Críticos do governo têm imagens apagadas no vídeo

Clifford J. Levy, The New York Times, Moscou, O Estadao de S.Paulo

04 de junho de 2008 | 00h00

No fim do ano passado, num programa de entrevistas, Mikhail Delyagin, um conhecido analista político, usou palavras ásperas a respeito do então presidente Vladimir Putin. Quando o programa foi transmitido, porém, Delyagin não apareceu na tela. Não só seus comentários foram cortados, como ele também foi retirado digitalmente do programa, como um camarada caído em desgraça apagado de uma velha foto da era soviética (mais informações nesta página). Talvez, no caso de Delyagin, os técnicos tenham trabalhado depressa demais, porque deixaram suas pernas sem corpo em uma das tomadas.Mais tarde, soube-se que o analista foi posto por algum tempo na chamada "lista dos censurados" - que reúne os adversários políticos e críticos do governo que foram barrados dos programas de TV pelo Kremlin. A lista é mais uma indicação de que Putin conta cada vez mais com as redes de televisão controladas pelo Kremlin para consolidar seu poder.Os aliados de outrora de Putin, como Mikhail Kasyanov, seu ex-primeiro-ministro, e Andrei Illarionov, seu ex-principal assessor econômico, sumiram. Garry Kasparov, o ex-campeão de xadrez e líder da oposição, foi banido. E não se trata apenas dos políticos. Em abril, o grupo de rock Televizor foi impedido de se apresentar em uma emissora depois que seus integrantes participaram de uma manifestação da oposição.Altos funcionários do governo desmentem a existência de uma lista deste tipo, afirmando que pessoas hostis ao Kremlin não aparecem na TV simplesmente porque suas opiniões não são notícia.
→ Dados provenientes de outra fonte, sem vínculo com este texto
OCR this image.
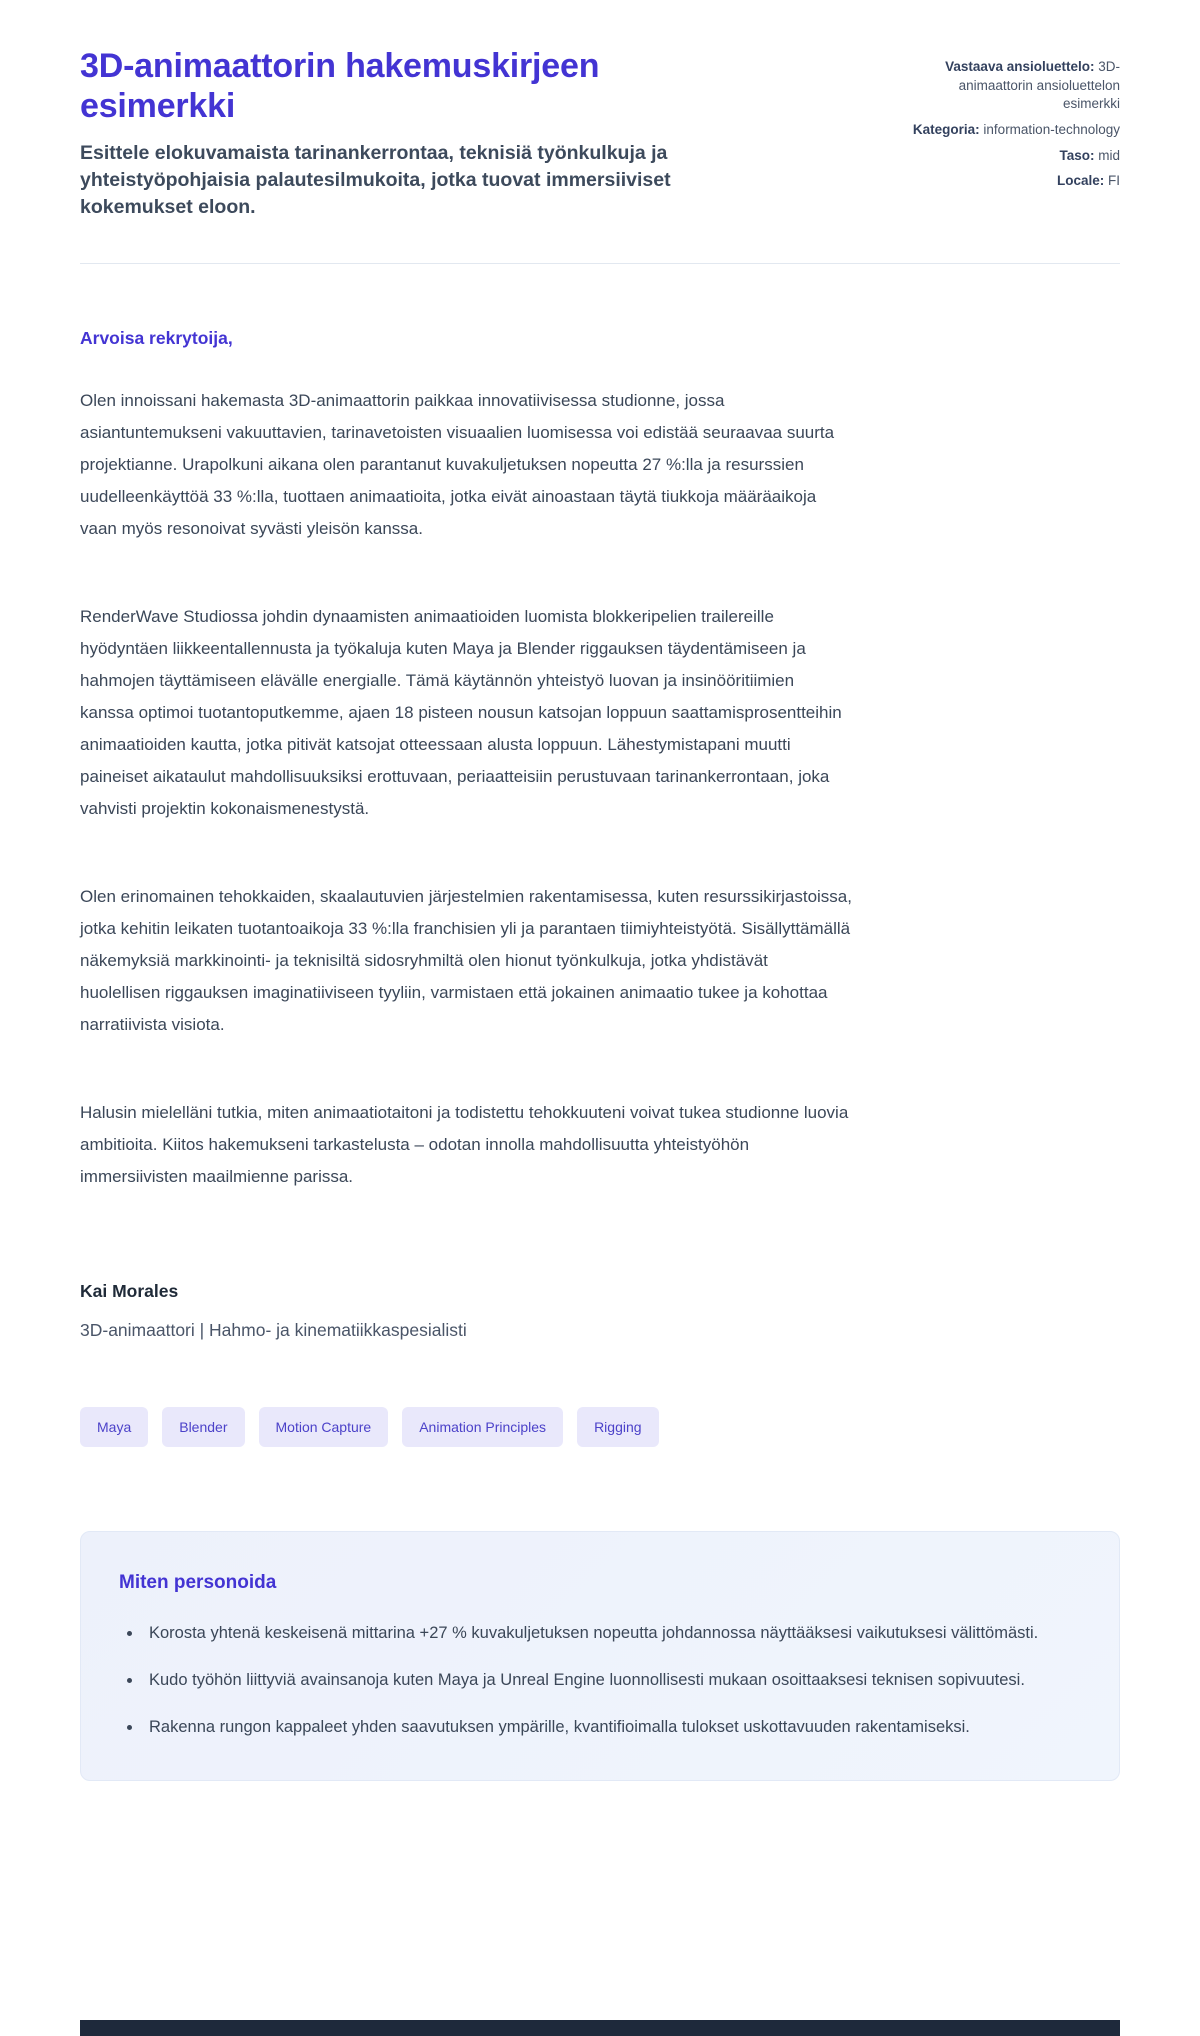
3D-animaattorin hakemuskirjeen esimerkki

Esittele elokuvamaista tarinankerrontaa, teknisiä työnkulkuja ja yhteistyöpohjaisia palautesilmukoita, jotka tuovat immersiiviset kokemukset eloon.

Vastaava ansioluettelo: 3D-animaattorin ansioluettelon esimerkki
Kategoria: information-technology
Taso: mid
Locale: FI

Arvoisa rekrytoija,

Olen innoissani hakemasta 3D-animaattorin paikkaa innovatiivisessa studionne, jossa asiantuntemukseni vakuuttavien, tarinavetoisten visuaalien luomisessa voi edistää seuraavaa suurta projektianne. Urapolkuni aikana olen parantanut kuvakuljetuksen nopeutta 27 %:lla ja resurssien uudelleenkäyttöä 33 %:lla, tuottaen animaatioita, jotka eivät ainoastaan täytä tiukkoja määräaikoja vaan myös resonoivat syvästi yleisön kanssa.

RenderWave Studiossa johdin dynaamisten animaatioiden luomista blokkeripelien trailereille hyödyntäen liikkeentallennusta ja työkaluja kuten Maya ja Blender riggauksen täydentämiseen ja hahmojen täyttämiseen elävälle energialle. Tämä käytännön yhteistyö luovan ja insinööritiimien kanssa optimoi tuotantoputkemme, ajaen 18 pisteen nousun katsojan loppuun saattamisprosentteihin animaatioiden kautta, jotka pitivät katsojat otteessaan alusta loppuun. Lähestymistapani muutti paineiset aikataulut mahdollisuuksiksi erottuvaan, periaatteisiin perustuvaan tarinankerrontaan, joka vahvisti projektin kokonaismenestystä.

Olen erinomainen tehokkaiden, skaalautuvien järjestelmien rakentamisessa, kuten resurssikirjastoissa, jotka kehitin leikaten tuotantoaikoja 33 %:lla franchisien yli ja parantaen tiimiyhteistyötä. Sisällyttämällä näkemyksiä markkinointi- ja teknisiltä sidosryhmiltä olen hionut työnkulkuja, jotka yhdistävät huolellisen riggauksen imaginatiiviseen tyyliin, varmistaen että jokainen animaatio tukee ja kohottaa narratiivista visiota.

Halusin mielelläni tutkia, miten animaatiotaitoni ja todistettu tehokkuuteni voivat tukea studionne luovia ambitioita. Kiitos hakemukseni tarkastelusta – odotan innolla mahdollisuutta yhteistyöhön immersiivisten maailmienne parissa.

Kai Morales

3D-animaattori | Hahmo- ja kinematiikkaspesialisti

Maya	Blender	Motion Capture	Animation Principles	Rigging
Miten personoida
• Korosta yhtenä keskeisenä mittarina +27 % kuvakuljetuksen nopeutta johdannossa näyttääksesi vaikutuksesi välittömästi.
• Kudo työhön liittyviä avainsanoja kuten Maya ja Unreal Engine luonnollisesti mukaan osoittaaksesi teknisen sopivuutesi.
• Rakenna rungon kappaleet yhden saavutuksen ympärille, kvantifioimalla tulokset uskottavuuden rakentamiseksi.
Em entrevista, alguns jornalistas afirmaram que não acreditavam que o Kremlin tivesse uma lista de pessoas barradas, mas que as redes operam de acordo com uma lista informal deste teor que atende às preferências do Kremlin.Embora o governo vise principalmente a TV porque a sua audiência é maior, muitas estações de rádio e jornais também se conformam à lista, ignorando ou diminuindo a importância da oposição. Há exceções: alguns jornais publicam regularmente comentários críticos sobre Putin e também as opiniões dos que estão na lista. Além disso, a internet não é censurada, e contém muitas críticas ao governo. Aparentemente, o Kremlin tolera as críticas nestes veículos porque eles têm um alcance limitado em comparação com as grandes redes de televisão no país.